Development of Crop.LCA, an adaptable screening life cycle assessment tool for agricultural systems: A Canadian scenario assessment

Citation

Goglio, P., Smith, W.N., Worth, D.E., Grant, B.B., Desjardins, R.L., Chen, W., Tenuta, M., McConkey, B.G., Williams, A., Burgess, P. (2018). Development of Crop.LCA, an adaptable screening life cycle assessment tool for agricultural systems: A Canadian scenario assessment.
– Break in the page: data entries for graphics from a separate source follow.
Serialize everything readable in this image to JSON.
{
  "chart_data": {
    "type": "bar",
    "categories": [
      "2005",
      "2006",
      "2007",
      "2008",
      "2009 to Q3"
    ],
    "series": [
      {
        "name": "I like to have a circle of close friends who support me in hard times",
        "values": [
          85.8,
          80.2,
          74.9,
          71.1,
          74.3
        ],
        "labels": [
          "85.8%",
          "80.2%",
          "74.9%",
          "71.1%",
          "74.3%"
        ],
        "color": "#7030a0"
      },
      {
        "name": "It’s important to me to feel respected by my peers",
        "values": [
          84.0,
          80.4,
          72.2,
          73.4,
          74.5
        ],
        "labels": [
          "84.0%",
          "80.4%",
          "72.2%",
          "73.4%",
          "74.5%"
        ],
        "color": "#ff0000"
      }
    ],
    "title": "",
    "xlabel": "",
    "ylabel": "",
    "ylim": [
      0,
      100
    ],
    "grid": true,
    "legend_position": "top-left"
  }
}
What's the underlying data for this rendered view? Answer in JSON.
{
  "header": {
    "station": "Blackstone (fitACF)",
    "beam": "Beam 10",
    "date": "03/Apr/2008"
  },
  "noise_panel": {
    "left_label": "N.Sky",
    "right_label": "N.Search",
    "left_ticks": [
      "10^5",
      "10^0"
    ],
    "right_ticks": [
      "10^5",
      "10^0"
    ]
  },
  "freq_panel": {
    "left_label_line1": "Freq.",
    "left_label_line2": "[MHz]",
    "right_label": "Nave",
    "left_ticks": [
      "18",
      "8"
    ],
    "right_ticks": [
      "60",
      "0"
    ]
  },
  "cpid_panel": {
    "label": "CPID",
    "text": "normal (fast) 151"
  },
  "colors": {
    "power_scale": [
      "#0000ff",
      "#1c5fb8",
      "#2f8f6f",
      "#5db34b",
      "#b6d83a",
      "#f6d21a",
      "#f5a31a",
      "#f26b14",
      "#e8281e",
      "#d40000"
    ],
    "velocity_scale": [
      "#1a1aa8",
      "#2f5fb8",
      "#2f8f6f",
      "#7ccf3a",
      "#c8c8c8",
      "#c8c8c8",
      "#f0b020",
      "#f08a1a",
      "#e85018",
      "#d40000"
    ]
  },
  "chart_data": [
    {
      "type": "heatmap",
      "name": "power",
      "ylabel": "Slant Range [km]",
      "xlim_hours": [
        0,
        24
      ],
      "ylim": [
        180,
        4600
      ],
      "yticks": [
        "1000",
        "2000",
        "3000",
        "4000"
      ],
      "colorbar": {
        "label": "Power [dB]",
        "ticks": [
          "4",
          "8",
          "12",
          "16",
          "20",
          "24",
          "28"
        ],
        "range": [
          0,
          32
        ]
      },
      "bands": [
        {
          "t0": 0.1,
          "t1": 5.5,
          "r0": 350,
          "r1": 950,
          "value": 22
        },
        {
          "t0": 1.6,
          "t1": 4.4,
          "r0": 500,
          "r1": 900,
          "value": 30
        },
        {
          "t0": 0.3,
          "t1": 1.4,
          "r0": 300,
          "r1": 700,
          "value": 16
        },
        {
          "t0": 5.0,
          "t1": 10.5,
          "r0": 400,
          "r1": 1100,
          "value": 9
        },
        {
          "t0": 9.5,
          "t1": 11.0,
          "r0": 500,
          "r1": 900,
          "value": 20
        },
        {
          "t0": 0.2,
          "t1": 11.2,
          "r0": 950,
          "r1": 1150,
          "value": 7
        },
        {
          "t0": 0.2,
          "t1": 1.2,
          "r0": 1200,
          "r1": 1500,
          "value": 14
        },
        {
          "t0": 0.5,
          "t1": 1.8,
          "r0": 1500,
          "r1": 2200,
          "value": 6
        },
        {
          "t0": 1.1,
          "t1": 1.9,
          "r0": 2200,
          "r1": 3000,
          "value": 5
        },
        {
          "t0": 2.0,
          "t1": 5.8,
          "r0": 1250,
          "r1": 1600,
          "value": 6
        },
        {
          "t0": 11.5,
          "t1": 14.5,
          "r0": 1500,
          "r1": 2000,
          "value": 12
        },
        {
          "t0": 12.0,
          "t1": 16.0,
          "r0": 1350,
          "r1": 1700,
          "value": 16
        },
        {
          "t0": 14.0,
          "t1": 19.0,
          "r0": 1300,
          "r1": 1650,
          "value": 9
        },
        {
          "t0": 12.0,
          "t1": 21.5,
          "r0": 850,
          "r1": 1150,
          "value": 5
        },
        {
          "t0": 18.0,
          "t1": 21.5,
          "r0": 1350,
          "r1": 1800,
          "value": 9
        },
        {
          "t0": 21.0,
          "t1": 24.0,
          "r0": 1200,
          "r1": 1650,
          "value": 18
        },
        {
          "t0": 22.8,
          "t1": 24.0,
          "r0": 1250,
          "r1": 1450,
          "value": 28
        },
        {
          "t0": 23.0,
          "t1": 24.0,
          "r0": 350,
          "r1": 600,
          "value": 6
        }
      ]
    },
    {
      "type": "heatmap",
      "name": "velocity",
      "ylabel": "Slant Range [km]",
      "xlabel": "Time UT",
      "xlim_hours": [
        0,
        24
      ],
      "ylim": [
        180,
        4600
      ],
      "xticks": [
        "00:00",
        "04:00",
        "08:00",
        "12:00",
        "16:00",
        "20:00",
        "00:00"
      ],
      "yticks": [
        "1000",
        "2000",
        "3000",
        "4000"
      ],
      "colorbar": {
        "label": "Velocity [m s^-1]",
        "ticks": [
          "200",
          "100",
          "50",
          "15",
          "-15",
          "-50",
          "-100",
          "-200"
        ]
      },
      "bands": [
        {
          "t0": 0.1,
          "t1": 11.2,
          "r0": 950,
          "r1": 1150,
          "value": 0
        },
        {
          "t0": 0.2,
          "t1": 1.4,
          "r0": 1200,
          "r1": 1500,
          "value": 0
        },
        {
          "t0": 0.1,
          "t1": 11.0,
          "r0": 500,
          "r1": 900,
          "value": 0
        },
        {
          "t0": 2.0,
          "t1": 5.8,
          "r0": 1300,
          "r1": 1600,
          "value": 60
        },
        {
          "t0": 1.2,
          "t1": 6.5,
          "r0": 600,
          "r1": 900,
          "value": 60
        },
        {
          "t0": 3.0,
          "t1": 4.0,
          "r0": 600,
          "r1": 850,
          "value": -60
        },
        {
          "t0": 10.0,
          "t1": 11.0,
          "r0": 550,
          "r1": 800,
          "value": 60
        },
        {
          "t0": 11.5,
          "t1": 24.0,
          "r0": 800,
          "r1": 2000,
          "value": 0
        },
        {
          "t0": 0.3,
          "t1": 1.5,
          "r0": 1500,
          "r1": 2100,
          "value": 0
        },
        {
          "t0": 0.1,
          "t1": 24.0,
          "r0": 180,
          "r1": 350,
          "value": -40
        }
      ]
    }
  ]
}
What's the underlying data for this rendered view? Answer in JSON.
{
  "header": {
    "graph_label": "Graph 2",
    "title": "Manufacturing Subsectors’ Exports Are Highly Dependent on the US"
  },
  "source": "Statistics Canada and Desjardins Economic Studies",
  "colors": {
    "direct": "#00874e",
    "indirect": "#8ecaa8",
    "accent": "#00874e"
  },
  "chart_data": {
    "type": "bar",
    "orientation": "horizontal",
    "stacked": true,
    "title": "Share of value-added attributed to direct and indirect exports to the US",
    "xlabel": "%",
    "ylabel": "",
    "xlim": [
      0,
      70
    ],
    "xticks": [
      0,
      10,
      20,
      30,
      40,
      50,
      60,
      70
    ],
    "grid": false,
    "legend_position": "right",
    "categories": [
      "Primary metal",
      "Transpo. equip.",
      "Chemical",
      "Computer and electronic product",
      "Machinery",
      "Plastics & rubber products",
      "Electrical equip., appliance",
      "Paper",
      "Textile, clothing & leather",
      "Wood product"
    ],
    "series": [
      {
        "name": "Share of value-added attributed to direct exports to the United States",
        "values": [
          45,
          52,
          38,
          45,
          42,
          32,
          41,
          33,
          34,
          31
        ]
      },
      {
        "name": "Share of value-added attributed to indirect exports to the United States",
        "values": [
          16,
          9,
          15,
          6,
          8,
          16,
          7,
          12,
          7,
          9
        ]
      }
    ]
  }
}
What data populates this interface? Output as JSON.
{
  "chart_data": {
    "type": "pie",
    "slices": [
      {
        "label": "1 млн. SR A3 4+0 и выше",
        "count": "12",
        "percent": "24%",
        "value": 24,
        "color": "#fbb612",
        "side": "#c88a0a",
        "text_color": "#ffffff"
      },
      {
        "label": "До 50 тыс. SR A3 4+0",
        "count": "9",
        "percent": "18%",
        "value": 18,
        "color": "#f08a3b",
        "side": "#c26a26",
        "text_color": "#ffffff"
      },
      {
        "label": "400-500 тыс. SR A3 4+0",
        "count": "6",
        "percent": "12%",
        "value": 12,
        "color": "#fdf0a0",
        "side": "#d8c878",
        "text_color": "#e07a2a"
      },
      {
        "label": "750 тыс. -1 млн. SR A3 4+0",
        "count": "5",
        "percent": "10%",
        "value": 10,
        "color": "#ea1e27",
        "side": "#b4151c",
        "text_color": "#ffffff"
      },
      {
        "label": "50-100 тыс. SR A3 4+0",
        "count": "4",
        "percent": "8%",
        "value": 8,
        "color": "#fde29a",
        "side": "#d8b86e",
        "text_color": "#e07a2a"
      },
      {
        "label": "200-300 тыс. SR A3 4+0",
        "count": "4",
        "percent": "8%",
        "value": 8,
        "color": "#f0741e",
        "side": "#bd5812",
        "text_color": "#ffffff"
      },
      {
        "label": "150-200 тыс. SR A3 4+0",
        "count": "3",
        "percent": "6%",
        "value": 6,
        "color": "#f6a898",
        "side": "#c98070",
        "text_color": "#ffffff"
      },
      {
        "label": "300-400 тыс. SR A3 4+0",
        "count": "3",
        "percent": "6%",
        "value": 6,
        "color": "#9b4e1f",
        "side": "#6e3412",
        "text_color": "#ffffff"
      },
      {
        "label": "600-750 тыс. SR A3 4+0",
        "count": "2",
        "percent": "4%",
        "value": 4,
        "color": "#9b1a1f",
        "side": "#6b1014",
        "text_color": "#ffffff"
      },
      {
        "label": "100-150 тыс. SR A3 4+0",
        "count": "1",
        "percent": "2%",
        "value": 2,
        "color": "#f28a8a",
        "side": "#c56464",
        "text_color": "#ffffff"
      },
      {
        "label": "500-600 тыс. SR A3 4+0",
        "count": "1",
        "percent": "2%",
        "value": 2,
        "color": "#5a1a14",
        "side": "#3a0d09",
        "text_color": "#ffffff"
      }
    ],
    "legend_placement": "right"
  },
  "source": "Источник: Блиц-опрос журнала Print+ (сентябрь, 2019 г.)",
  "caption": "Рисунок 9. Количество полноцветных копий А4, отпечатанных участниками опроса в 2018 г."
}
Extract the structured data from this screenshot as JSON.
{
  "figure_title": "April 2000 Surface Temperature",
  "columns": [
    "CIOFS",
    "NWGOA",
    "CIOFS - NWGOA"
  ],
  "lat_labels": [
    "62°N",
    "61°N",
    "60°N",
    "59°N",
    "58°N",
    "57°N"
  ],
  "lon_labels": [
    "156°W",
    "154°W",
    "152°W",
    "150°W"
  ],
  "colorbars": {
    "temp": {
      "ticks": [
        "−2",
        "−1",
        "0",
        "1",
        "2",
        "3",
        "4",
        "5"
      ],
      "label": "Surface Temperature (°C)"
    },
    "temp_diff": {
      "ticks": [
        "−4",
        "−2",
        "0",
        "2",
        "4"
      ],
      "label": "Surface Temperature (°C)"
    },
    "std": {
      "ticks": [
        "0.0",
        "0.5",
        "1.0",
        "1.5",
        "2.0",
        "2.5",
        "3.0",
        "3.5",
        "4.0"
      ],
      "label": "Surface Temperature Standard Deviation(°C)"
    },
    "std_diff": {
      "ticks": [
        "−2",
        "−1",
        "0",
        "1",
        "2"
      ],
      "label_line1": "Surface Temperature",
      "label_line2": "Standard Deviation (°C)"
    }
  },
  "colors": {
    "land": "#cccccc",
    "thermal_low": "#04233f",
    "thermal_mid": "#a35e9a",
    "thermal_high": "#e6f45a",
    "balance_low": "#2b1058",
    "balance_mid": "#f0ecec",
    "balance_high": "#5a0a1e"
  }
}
Journal of Cleaner Production, [online] 172 3770-3780. http://dx.doi.org/10.1016/j.jclepro.2017.06.175

Plain language summary

This paper described an open-source tool written in R language, named Crop.LCA, for calculating / quantifying the impacts of agricultural system on environment. LCA stands for life cycle assessment, which is a technique to assess the environmental burden associated with all stages of commodity production, from raw material extraction, manufacture, distribution to disposal or recycling. We first utilized an agroecosystem model called DNDC, i.e. DeNitrification-DeComposition, to simulate 28 year of cropping system dynamics, then used Crop.LCA to predict soil Greenhouse Gases (GHG) Emission, represented by four categories: cumulative energy demand (CED), 100-year global warming potential (GWP), eutrophication and acidification potential. For example, rotation with legumes would help in reducing energy usage, global warming potential and acidification significantly. Crop.LCA is proven to be a useful tool to assessing cropping systems for cleaner agricultural production.

Abstract

There is an increasing demand for sustainable agricultural production as part of the transition towards a globally sustainable economy. To quantify impacts of agricultural systems on the environment, life cycle assessment (LCA) is ideal because of its holistic approach. Many tools have been developed to conduct LCAs in agriculture, but they are not publicly available, not open-source, and have a limited scope. Here, a new adaptable open-source tool (Crop.LCA) for carrying out LCA of cropping systems is presented and tested in an evaluation study with a scenario assessment of 4 cropping systems using an agroecosystem model (DNDC) to predict soil GHG emissions. The functional units used are hectares (ha) of land and gigajoules (GJ) of harvested energy output, and 4 impact categories were evaluated: cumulative energy demand (CED), 100-year global warming potential (GWP), eutrophication and acidification potential. DNDC was used to simulate 28 years of cropping system dynamics, and the results were used as input in Crop.LCA. Data were aggregated for each 4-year rotation and statistically analyzed. Introduction of legumes into the cropping system reduced CED by 6%, GWP by 23%, and acidification by 19% per ha. These results highlight the ability of Crop.LCA to capture cropping system characteristics in LCA, and the tool constitutes a step forward in increasing the accuracy of LCA of cropping systems as required for bio-economy system assessments. Furthermore, the tool is open-source, highly transparent and has the necessary flexibility to assess agricultural systems.